GUSTAVO AVILÉS


Gustavo Avilés

LA LUCE È: FISICA, SPIRITUALE, EMOZIONALE E RAZIONALE

 

Lighteam è stato fondato nel 1986 da Gustavo Avilés. Lo Studio si è in primo luogo dedicato a indagare la tecnica, la teoria e la progettazione della luce, per poi sviluppare e promuovere una cultura dell’illuminazione architetturale che sia creativa, efficace ed efficiente.

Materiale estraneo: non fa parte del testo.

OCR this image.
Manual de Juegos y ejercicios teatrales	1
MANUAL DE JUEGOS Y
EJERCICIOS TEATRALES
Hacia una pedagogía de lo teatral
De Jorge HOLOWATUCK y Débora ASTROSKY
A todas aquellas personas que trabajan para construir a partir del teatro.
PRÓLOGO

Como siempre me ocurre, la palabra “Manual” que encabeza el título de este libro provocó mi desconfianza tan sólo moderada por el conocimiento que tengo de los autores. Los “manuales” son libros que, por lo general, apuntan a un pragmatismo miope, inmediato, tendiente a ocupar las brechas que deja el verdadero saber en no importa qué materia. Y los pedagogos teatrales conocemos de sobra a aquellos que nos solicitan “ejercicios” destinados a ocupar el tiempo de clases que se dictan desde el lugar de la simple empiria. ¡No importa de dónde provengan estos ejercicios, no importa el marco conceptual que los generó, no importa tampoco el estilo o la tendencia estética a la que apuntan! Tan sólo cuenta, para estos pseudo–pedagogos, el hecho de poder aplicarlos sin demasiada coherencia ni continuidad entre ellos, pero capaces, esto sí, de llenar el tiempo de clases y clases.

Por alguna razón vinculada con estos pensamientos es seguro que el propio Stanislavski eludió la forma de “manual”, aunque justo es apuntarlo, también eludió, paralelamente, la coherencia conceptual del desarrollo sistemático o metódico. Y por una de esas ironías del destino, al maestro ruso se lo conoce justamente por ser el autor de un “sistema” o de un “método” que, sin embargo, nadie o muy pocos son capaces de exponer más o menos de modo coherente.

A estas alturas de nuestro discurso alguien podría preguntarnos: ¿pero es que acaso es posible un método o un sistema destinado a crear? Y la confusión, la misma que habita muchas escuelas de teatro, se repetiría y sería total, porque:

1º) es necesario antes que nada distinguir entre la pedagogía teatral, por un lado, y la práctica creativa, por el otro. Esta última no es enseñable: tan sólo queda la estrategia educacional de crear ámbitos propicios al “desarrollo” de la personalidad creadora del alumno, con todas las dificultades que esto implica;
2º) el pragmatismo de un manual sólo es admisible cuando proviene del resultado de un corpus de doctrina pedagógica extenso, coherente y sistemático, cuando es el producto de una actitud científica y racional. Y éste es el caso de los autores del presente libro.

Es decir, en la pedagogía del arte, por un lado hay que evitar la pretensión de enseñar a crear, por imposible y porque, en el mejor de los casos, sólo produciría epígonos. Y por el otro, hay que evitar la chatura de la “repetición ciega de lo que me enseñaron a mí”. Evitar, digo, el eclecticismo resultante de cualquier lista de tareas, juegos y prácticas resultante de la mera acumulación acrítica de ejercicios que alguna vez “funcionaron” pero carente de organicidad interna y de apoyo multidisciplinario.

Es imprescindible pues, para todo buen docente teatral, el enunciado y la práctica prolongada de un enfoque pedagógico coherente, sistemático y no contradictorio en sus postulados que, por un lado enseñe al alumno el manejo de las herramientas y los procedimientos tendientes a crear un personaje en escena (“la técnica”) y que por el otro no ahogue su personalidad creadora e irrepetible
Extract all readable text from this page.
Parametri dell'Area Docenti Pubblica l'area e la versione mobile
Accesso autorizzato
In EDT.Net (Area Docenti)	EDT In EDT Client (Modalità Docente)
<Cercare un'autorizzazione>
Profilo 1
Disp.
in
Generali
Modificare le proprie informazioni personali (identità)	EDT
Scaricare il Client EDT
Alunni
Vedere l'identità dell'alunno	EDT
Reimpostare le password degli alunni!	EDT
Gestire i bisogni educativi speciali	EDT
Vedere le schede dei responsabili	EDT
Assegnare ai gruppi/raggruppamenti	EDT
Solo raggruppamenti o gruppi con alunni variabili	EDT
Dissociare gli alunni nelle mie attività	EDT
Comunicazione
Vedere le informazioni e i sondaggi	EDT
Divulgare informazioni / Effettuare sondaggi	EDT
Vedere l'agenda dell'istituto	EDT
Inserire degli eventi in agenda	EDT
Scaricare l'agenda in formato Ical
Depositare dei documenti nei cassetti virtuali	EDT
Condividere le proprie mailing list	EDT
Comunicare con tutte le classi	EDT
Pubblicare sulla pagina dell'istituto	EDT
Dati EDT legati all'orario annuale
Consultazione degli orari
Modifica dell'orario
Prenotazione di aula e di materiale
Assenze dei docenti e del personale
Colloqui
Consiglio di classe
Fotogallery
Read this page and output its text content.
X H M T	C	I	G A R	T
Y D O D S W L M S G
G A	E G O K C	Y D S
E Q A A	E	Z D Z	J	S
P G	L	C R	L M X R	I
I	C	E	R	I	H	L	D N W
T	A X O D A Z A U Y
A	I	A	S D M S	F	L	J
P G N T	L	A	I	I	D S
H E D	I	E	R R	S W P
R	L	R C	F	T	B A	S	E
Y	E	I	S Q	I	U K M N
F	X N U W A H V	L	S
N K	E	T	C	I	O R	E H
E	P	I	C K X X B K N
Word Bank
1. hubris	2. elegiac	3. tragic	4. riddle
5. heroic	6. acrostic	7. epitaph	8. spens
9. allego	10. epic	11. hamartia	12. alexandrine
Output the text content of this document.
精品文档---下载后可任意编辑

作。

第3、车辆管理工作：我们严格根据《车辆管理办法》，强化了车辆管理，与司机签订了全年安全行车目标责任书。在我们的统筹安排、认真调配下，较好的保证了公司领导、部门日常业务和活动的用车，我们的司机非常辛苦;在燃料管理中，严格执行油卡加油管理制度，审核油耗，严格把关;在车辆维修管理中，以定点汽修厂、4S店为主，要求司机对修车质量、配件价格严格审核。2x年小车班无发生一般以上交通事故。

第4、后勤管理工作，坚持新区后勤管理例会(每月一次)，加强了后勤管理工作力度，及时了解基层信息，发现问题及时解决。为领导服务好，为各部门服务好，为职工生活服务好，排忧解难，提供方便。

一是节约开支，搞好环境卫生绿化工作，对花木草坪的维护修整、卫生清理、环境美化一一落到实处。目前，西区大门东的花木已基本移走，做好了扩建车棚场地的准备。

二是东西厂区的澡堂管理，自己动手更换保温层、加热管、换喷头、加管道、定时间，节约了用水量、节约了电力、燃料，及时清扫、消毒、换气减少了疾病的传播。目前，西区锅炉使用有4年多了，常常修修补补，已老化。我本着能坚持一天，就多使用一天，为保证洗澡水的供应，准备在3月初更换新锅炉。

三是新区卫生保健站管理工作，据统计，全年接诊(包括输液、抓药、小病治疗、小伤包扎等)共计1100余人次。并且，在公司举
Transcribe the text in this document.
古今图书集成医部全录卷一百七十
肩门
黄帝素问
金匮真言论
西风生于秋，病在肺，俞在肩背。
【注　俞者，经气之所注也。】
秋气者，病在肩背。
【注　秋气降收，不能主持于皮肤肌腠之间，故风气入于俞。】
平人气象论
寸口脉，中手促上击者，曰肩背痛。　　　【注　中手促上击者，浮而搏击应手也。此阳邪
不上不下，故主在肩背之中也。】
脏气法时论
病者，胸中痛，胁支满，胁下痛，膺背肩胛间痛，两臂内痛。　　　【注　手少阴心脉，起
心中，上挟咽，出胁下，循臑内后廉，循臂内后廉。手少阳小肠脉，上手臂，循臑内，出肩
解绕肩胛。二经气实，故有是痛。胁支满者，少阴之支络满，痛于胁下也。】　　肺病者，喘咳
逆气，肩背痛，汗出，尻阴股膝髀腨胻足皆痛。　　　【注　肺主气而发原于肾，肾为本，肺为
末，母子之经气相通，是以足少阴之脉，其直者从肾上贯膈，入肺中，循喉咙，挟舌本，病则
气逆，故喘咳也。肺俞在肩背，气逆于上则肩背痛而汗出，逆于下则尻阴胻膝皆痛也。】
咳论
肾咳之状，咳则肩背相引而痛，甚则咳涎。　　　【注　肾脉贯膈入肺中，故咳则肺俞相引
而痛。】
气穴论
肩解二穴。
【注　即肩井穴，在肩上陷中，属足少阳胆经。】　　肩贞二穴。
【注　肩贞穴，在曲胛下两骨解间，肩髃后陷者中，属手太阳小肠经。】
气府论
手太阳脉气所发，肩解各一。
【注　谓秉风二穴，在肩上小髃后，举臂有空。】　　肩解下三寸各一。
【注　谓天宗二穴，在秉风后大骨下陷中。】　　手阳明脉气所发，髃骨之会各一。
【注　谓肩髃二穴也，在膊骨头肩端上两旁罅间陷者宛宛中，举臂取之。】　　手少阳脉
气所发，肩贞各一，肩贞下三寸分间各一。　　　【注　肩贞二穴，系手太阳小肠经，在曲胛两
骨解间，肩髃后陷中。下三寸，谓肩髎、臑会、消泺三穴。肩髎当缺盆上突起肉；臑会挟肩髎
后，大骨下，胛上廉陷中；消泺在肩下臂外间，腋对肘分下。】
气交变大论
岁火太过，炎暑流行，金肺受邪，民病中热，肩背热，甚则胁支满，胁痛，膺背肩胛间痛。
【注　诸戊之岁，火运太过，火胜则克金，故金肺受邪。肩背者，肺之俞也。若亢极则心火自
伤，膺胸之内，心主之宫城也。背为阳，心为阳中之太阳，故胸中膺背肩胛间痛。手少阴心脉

Questi fondamenti teorici hanno permesso di affrontare, concepire e approcciare la luce, sia naturale che artificiale, dalla piccola alla grande scala. Viene analizzata ogni singola specifica condizione per creare una luce dedicata per la residenza, il retail, gli edifici pubblici, i musei, i paesaggi e i masterplan o interventi artistici temporanei come performance e installazioni. Lo Studio è strutturato per risolvere ogni tipo di progetto, con un forte senso di responsabilità e di proposte innovative. Lighteam impiega un metodo di lavoro definito transdisciplinare, che gli consente di trasformare la luce in un materiale di progetto, di definire e migliorare forme e spazi, enfatizzare i dettagli, coinvolgere i sensi e creare ambientazioni emozionali. In una recente lectio magistralis – presso la Scuola di Design del Politecnico di Milano, in collaborazione con iGuzzini illuminazione, Laboratorio LUCE e POLI.design -, Gustavo Avilés ha definito “la luce, come pacificatore universale, che unisce il linguaggio visivo in significati metaforici della percezione. Unificando la distanza tra qui e là, tra dentro e fuori, la luce opera nello spazio e nel tempo mettendo in relazione progettazione, cinema, fotografia, scultura, musica, pittura, letteratura e architettura. Luce come forza di collegamento che consente l’evoluzione autonoma delle cose”.

Gustavo Avilés e Lighteam, come è iniziata questa avventura?
È sempre e solo una questione di sopravvivenza. La luce non è un elemento misurabile, con la sua natura femminile, la luce è provocante – irriducibile – imprevedibile – discontinua e sempre insoddisfatta.